阪神・青柳晃洋は斎藤雅樹級の素質。「いい時は手がつけられない」

阪神・青柳晃洋は斎藤雅樹級の素質。「いい時は手がつけられない」の画像

大きな舞台の、しかも大一番でもないのに、妙にはっきりと覚えている”場面”というのがあるもので、今シーズンここまでローテーションの柱となり、リーグ上位の防御率を誇るなど奮闘を続けている阪神・青柳晃洋(こうよう)についても、忘れられないシーンがある。

 青柳が帝京大の4年の時だから、今から4年前のことだ。首都大学リーグの秋のリーグ戦、相模原球場でのことだ。

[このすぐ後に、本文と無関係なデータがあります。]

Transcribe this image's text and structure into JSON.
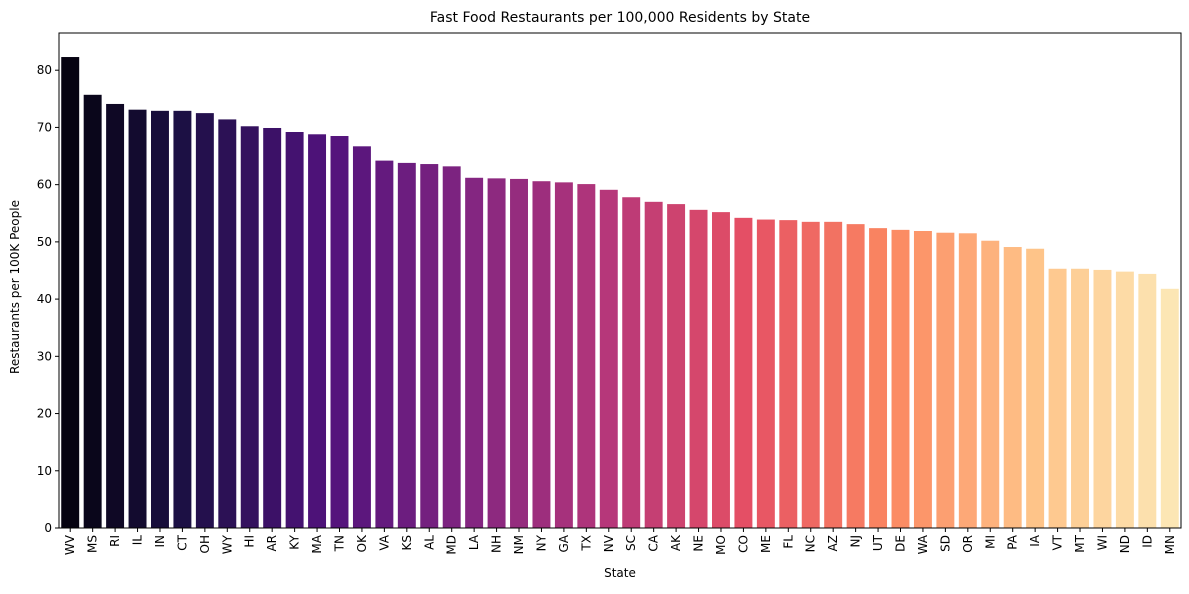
{
  "chart_data": {
    "type": "bar",
    "title": "Fast Food Restaurants per 100,000 Residents by State",
    "xlabel": "State",
    "ylabel": "Restaurants per 100K People",
    "ylim": [
      0,
      86.5
    ],
    "yticks": [
      0,
      10,
      20,
      30,
      40,
      50,
      60,
      70,
      80
    ],
    "grid": false,
    "legend": "none",
    "palette": "magma",
    "categories": [
      "WV",
      "MS",
      "RI",
      "IL",
      "IN",
      "CT",
      "OH",
      "WY",
      "HI",
      "AR",
      "KY",
      "MA",
      "TN",
      "OK",
      "VA",
      "KS",
      "AL",
      "MD",
      "LA",
      "NH",
      "NM",
      "NY",
      "GA",
      "TX",
      "NV",
      "SC",
      "CA",
      "AK",
      "NE",
      "MO",
      "CO",
      "ME",
      "FL",
      "NC",
      "AZ",
      "NJ",
      "UT",
      "DE",
      "WA",
      "SD",
      "OR",
      "MI",
      "PA",
      "IA",
      "VT",
      "MT",
      "WI",
      "ND",
      "ID",
      "MN"
    ],
    "values": [
      82.3,
      75.7,
      74.1,
      73.1,
      72.9,
      72.9,
      72.5,
      71.4,
      70.2,
      69.9,
      69.2,
      68.8,
      68.5,
      66.7,
      64.2,
      63.8,
      63.6,
      63.2,
      61.2,
      61.1,
      61.0,
      60.6,
      60.4,
      60.1,
      59.1,
      57.8,
      57.0,
      56.6,
      55.6,
      55.2,
      54.2,
      53.9,
      53.8,
      53.5,
      53.5,
      53.1,
      52.4,
      52.1,
      51.9,
      51.6,
      51.5,
      50.2,
      49.1,
      48.8,
      45.3,
      45.3,
      45.1,
      44.8,
      44.4,
      41.8
    ]
  }
}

4月29日の中日戦でプロ初完封を記録したプロ4年目の阪神・青柳晃洋

 当時の帝京大は、西村天裕(たかひろ/現・日本ハム)というコンスタントに145キロを投げられるパワーピッチャーがエースに君臨していた。地面に突き刺さるような高速スライダーを勝負球に、リーグ戦で25勝をマーク。学生ジャパンにも選ばれ、その年のドラフトでも1位候補に挙がるなど、高い注目を集めていた。

 だが、好事魔多し。その日も先発マウンドで、持ち球のストレートとスライダーを武器にガンガン投げまくっていた西村に不運が襲う。一塁側に転がった当たり損ねのピッチャーゴロを捕球しようとするが、なにかの拍子にバランスを崩し転倒。そのままグラウンドに倒れこみ、悶絶する。

 その時だ。弾かれたようにダグアウトから飛び出してきた長身でスリムなユニフォーム姿の選手が、軽やかなフットワークでファウルグランドにあるブルペンへと駆けていった。